The speculative path calls speculative_page_walk_begin() before walking
the page table tree to prevent page table reclamation. The logic is
otherwise similar to the non-speculative path, but with additional
restrictions: in the speculative path, we do not handle huge pages or
wiring new pages tables.
Signed-off-by: Michel Lespinasse <michel@xxxxxxxxxxxxxx>
---
include/linux/mm.h | 4 +++
mm/memory.c | 77 ++++++++++++++++++++++++++++++++++++++++++++--
2 files changed, 79 insertions(+), 2 deletions(-)
diff --git a/include/linux/mm.h b/include/linux/mm.h
index d5988e78e6ab..dee8a4833779 100644
--- a/include/linux/mm.h
+++ b/include/linux/mm.h
@@ -525,6 +525,10 @@ struct vm_fault {
};
unsigned int flags; /* FAULT_FLAG_xxx flags
* XXX: should really be 'const' */
+#ifdef CONFIG_SPECULATIVE_PAGE_FAULT
+ unsigned long seq;
+ pmd_t orig_pmd;
+#endif
pmd_t *pmd; /* Pointer to pmd entry matching
* the 'address' */
pud_t *pud; /* Pointer to pud entry matching
diff --git a/mm/memory.c b/mm/memory.c
index 45696166b10f..3f5c3d6c0197 100644
--- a/mm/memory.c
+++ b/mm/memory.c
@@ -4329,7 +4329,7 @@ static vm_fault_t handle_pte_fault(struct vm_fault *vmf)
* return value. See filemap_fault() and __lock_page_or_retry().
*/
static vm_fault_t __handle_mm_fault(struct vm_area_struct *vma,
- unsigned long address, unsigned int flags)

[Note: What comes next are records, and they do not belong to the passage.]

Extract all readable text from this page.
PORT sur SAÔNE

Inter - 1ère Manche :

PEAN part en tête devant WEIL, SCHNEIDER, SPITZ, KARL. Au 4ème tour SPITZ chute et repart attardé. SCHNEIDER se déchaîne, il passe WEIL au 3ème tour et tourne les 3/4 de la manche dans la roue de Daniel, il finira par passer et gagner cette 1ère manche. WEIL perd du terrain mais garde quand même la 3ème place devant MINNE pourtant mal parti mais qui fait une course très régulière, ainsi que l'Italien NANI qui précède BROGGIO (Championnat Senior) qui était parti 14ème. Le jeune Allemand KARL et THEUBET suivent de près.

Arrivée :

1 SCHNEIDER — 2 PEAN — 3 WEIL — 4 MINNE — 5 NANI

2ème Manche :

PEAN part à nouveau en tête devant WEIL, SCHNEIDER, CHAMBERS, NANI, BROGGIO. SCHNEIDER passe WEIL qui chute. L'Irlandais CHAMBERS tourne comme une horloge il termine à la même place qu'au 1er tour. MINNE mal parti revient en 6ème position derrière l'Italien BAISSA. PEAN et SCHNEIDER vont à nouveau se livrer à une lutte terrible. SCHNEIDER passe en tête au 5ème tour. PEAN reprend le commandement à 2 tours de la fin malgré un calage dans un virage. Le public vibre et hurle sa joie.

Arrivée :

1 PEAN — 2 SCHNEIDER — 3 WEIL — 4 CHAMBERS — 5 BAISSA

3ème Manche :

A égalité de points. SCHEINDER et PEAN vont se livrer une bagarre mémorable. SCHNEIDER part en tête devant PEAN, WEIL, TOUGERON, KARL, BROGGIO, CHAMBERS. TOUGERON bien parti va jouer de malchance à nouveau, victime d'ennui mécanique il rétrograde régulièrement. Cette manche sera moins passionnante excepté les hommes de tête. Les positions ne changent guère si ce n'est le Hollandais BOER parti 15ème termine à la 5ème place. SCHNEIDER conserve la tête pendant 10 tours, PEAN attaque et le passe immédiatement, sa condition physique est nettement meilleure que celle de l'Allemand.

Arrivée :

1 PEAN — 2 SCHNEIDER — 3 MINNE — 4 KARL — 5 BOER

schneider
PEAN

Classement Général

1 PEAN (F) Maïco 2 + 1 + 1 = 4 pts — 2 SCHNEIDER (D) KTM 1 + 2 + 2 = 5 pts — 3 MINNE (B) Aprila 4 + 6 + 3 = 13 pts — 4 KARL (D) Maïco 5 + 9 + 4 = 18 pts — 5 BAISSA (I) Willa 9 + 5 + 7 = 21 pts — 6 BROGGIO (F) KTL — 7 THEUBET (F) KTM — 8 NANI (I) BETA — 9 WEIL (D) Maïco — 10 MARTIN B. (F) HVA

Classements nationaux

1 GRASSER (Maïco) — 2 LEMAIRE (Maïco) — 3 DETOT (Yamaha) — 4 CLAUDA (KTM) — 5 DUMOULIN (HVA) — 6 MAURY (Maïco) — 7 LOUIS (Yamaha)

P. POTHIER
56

+ unsigned long address, unsigned int flags, unsigned long seq)
{
struct vm_fault vmf = {
.vma = vma,
@@ -4344,6 +4344,79 @@ static vm_fault_t __handle_mm_fault(struct vm_area_struct *vma,
p4d_t *p4d;
vm_fault_t ret;
+#ifdef CONFIG_SPECULATIVE_PAGE_FAULT
+ if (flags & FAULT_FLAG_SPECULATIVE) {
+ pgd_t pgdval;
+ p4d_t p4dval;
+ pud_t pudval;
+
+ vmf.seq = seq;
+
+ speculative_page_walk_begin();
+ pgd = pgd_offset(mm, address);
+ pgdval = READ_ONCE(*pgd);
+ if (pgd_none(pgdval) || unlikely(pgd_bad(pgdval)))
+ goto spf_fail;
+
+ p4d = p4d_offset(pgd, address);
+ p4dval = READ_ONCE(*p4d);
+ if (p4d_none(p4dval) || unlikely(p4d_bad(p4dval)))
+ goto spf_fail;
+
+ vmf.pud = pud_offset(p4d, address);
+ pudval = READ_ONCE(*vmf.pud);
+ if (pud_none(pudval) || unlikely(pud_bad(pudval)) ||
+ unlikely(pud_trans_huge(pudval)) ||
+ unlikely(pud_devmap(pudval)))
+ goto spf_fail;
+
+ vmf.pmd = pmd_offset(vmf.pud, address);
+ vmf.orig_pmd = READ_ONCE(*vmf.pmd);
+
+ /*
+ * pmd_none could mean that a hugepage collapse is in
+ * progress in our back as collapse_huge_page() mark
+ * it before invalidating the pte (which is done once
+ * the IPI is catched by all CPU and we have interrupt
+ * disabled). For this reason we cannot handle THP in
+ * a speculative way since we can't safely identify an
+ * in progress collapse operation done in our back on
+ * that PMD.
+ */
+ if (unlikely(pmd_none(vmf.orig_pmd) ||
+ is_swap_pmd(vmf.orig_pmd) ||
+ pmd_trans_huge(vmf.orig_pmd) ||
+ pmd_devmap(vmf.orig_pmd)))
+ goto spf_fail;
+
+ /*
+ * The above does not allocate/instantiate page-tables because
+ * doing so would lead to the possibility of instantiating
+ * page-tables after free_pgtables() -- and consequently
+ * leaking them.
+ *
+ * The result is that we take at least one non-speculative
+ * fault per PMD in order to instantiate it.
+ */
+
+ vmf.pte = pte_offset_map(vmf.pmd, address);
+ vmf.orig_pte = READ_ONCE(*vmf.pte);
+ barrier();
+ if (pte_none(vmf.orig_pte)) {
+ pte_unmap(vmf.pte);
+ vmf.pte = NULL;
+ }
+
+ speculative_page_walk_end();
+
+ return handle_pte_fault(&vmf);
+
+ spf_fail:
+ speculative_page_walk_end();
+ return VM_FAULT_RETRY;
+ }
+#endif /* CONFIG_SPECULATIVE_PAGE_FAULT */
+
pgd = pgd_offset(mm, address);
p4d = p4d_alloc(mm, pgd, address);
if (!p4d)
@@ -4563,7 +4636,7 @@ vm_fault_t do_handle_mm_fault(struct vm_area_struct *vma,
if (unlikely(is_vm_hugetlb_page(vma)))
ret = hugetlb_fault(vma->vm_mm, vma, address, flags);
else
- ret = __handle_mm_fault(vma, address, flags);
+ ret = __handle_mm_fault(vma, address, flags, seq);
if (flags & FAULT_FLAG_USER) {
mem_cgroup_exit_user_fault();
--
2.20.1